Let us separate it into two cases :
Case 1 : $k$ is not the form $2^r$
Let us define $m:=\lceil\log_2(k)\rceil-1$ where we have $2^m\lt k\lt 2^{m+1}$.
Then, $$2^{m-i+1}\lt \frac{k}{2^{i-1}}\lt 2^{m-i+2}$$
So, $$\begin{align}\sum_{i=1}^{k}\left\lceil\frac{k}{2^{i-1}}\right\rceil&=\sum_{i=1}^{m+1}\left\lceil\frac{k}{2^{i-1}}\right\rceil+\sum_{i=m+2}^{k}\left\lceil\frac{k}{2^{i-1}}\right\rceil\\\\&\ge\sum_{i=1}^{m+1}(2^{m-i+1}+1)+\sum_{i=m+2}^{k}1\\\\&=2^{m+1}-1+m+1+k-(m+2)+1\\\\&=2^{m+1}-1+k\\\\&\gt 2k-1\end{align}$$ Since $\sum_{i=1}^{k}\left\lceil\frac{k}{2^{i-1}}\right\rceil$ is an integer, we are done.
Case 2 : $k=2^m$
$$\begin{align}\sum_{i=1}^{k}\left\lceil\frac{k}{2^{i-1}}\right\rceil&=\sum_{i=1}^{m+1}\left\lceil\frac{2^m}{2^{i-1}}\right\rceil+\sum_{i=m+2}^{2^m}\left\lceil\frac{2^m}{2^{i-1}}\right\rceil\\\\&=\sum_{i=1}^{m+1}2^{m-i+1}+\sum_{i=m+2}^{2^m}1\\\\&=2^{m+1}-1+2^m-(m+2)+1\\\\&=2k+(k-\log_2k-2)\\\\&\gt 2k\end{align}$$ Here, we used $$k-\log_2k-2\gt 0\tag1$$ for $k\ge 5$.
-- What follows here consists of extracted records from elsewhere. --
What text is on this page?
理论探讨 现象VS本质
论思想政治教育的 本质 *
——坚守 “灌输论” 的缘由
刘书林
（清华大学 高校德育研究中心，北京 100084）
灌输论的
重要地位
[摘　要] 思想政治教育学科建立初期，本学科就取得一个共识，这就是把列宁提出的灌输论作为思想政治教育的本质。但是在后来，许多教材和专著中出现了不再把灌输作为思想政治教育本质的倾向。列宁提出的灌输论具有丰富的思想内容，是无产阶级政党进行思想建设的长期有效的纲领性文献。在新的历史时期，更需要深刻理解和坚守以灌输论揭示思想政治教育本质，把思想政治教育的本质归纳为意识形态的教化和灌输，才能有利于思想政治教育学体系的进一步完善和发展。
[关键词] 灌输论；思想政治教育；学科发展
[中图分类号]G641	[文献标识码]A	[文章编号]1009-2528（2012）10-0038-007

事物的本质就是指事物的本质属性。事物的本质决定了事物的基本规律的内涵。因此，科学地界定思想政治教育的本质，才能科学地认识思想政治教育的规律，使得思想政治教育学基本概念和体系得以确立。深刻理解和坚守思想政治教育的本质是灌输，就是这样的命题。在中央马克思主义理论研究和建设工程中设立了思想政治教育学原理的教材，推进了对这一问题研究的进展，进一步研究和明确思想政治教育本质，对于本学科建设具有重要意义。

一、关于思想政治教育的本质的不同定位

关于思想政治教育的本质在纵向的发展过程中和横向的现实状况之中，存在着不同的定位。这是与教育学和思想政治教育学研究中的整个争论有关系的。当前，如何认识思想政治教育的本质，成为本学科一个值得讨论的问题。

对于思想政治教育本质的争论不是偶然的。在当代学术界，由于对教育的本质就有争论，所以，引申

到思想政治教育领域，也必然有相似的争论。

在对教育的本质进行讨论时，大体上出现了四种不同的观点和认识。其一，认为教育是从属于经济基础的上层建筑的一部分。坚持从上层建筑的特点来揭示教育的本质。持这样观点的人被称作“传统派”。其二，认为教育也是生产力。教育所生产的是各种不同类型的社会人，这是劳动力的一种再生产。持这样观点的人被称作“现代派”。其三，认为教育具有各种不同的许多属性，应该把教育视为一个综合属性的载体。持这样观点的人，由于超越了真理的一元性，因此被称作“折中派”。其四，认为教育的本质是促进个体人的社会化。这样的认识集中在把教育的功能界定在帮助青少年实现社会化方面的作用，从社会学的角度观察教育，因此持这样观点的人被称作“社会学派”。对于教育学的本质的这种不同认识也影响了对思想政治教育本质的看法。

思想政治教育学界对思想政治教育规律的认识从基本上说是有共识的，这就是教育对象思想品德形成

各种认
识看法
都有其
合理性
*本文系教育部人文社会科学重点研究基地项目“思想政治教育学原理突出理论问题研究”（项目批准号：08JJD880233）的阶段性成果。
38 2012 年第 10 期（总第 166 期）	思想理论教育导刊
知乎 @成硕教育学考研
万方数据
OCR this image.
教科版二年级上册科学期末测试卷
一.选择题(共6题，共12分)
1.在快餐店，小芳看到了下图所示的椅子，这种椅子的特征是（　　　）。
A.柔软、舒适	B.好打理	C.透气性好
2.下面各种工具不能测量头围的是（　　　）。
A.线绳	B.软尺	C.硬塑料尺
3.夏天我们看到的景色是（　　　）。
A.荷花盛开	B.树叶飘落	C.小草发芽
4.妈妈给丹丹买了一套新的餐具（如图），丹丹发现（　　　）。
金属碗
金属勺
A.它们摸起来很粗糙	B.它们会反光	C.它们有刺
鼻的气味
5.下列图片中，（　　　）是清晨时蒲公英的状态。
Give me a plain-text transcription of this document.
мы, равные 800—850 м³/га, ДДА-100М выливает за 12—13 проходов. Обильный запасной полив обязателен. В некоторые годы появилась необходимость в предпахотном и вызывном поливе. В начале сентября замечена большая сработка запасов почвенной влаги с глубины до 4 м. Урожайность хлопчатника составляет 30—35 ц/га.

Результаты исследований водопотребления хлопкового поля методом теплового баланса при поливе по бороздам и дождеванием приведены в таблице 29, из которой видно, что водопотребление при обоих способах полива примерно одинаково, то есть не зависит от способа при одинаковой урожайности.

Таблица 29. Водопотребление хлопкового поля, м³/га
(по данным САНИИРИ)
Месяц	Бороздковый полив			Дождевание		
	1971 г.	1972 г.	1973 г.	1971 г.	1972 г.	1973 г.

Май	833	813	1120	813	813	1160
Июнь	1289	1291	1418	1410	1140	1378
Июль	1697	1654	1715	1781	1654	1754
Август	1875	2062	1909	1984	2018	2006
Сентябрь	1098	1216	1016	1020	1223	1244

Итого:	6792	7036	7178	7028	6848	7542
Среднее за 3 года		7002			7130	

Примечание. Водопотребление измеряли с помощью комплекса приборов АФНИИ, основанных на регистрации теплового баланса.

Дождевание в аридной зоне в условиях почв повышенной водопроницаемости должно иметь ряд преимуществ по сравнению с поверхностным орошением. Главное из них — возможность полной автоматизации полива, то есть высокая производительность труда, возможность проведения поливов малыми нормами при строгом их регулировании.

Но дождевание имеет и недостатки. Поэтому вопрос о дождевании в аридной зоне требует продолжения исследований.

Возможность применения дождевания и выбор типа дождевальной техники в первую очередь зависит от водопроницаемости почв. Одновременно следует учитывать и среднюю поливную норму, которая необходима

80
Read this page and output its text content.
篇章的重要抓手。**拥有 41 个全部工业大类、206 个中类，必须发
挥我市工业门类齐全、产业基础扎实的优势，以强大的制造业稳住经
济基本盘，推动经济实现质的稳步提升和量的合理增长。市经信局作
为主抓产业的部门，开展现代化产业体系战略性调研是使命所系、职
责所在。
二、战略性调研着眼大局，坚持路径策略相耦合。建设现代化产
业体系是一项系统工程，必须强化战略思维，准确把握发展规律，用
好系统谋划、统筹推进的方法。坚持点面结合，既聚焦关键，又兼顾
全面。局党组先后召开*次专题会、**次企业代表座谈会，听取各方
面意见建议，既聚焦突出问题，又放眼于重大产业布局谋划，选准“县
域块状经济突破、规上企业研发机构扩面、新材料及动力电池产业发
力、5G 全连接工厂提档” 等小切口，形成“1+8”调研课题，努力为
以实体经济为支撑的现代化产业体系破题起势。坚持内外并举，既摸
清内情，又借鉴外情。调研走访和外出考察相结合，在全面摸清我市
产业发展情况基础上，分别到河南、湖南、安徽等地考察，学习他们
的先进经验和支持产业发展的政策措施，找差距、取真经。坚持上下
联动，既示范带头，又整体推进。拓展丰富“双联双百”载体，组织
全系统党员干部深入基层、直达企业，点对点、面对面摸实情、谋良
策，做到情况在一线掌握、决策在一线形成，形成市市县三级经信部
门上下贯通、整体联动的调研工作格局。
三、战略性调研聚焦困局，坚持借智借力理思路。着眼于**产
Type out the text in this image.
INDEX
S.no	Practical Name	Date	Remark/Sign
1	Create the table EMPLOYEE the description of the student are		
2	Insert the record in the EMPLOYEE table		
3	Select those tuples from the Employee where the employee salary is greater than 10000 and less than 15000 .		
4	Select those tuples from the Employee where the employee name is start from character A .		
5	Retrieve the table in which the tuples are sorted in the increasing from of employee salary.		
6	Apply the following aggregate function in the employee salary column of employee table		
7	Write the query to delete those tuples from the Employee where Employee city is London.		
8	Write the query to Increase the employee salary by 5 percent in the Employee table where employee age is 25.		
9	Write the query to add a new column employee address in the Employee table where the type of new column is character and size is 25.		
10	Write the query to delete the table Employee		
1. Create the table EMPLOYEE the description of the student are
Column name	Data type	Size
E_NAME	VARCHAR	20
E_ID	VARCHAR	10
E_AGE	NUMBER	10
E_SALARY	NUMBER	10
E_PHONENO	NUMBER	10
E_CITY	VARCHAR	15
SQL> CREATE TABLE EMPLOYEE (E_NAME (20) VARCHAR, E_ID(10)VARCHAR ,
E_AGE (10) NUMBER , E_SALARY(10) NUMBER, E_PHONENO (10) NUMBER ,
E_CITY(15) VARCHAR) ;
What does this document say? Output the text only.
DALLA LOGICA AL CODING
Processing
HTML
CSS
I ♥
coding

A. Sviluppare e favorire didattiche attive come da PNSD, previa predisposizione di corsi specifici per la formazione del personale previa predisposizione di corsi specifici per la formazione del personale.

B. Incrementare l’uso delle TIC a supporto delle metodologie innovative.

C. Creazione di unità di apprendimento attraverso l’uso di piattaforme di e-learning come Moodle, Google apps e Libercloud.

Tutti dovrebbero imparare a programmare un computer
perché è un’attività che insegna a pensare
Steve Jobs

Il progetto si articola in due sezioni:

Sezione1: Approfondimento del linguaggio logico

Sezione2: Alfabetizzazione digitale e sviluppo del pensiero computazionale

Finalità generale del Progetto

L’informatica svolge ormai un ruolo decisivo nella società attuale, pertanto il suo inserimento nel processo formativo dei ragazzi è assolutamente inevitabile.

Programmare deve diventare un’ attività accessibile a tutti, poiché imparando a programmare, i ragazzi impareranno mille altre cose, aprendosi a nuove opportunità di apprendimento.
Finally, let us prove $(1)$ for $k\ge 5$.
Let $f(k)=k-\log_2k-2$.
Then, $$f'(k)=1-\frac{1}{k\ln 2}=\frac{k\ln 2-1}{k\ln 2}\gt 0$$ So, $f(k)$ is increasing with $f(5)=3-\log_2(5)\gt 3-\log_2(8)=0$.
It follows from this that $f(k)\gt 0$ for $k\ge 5$.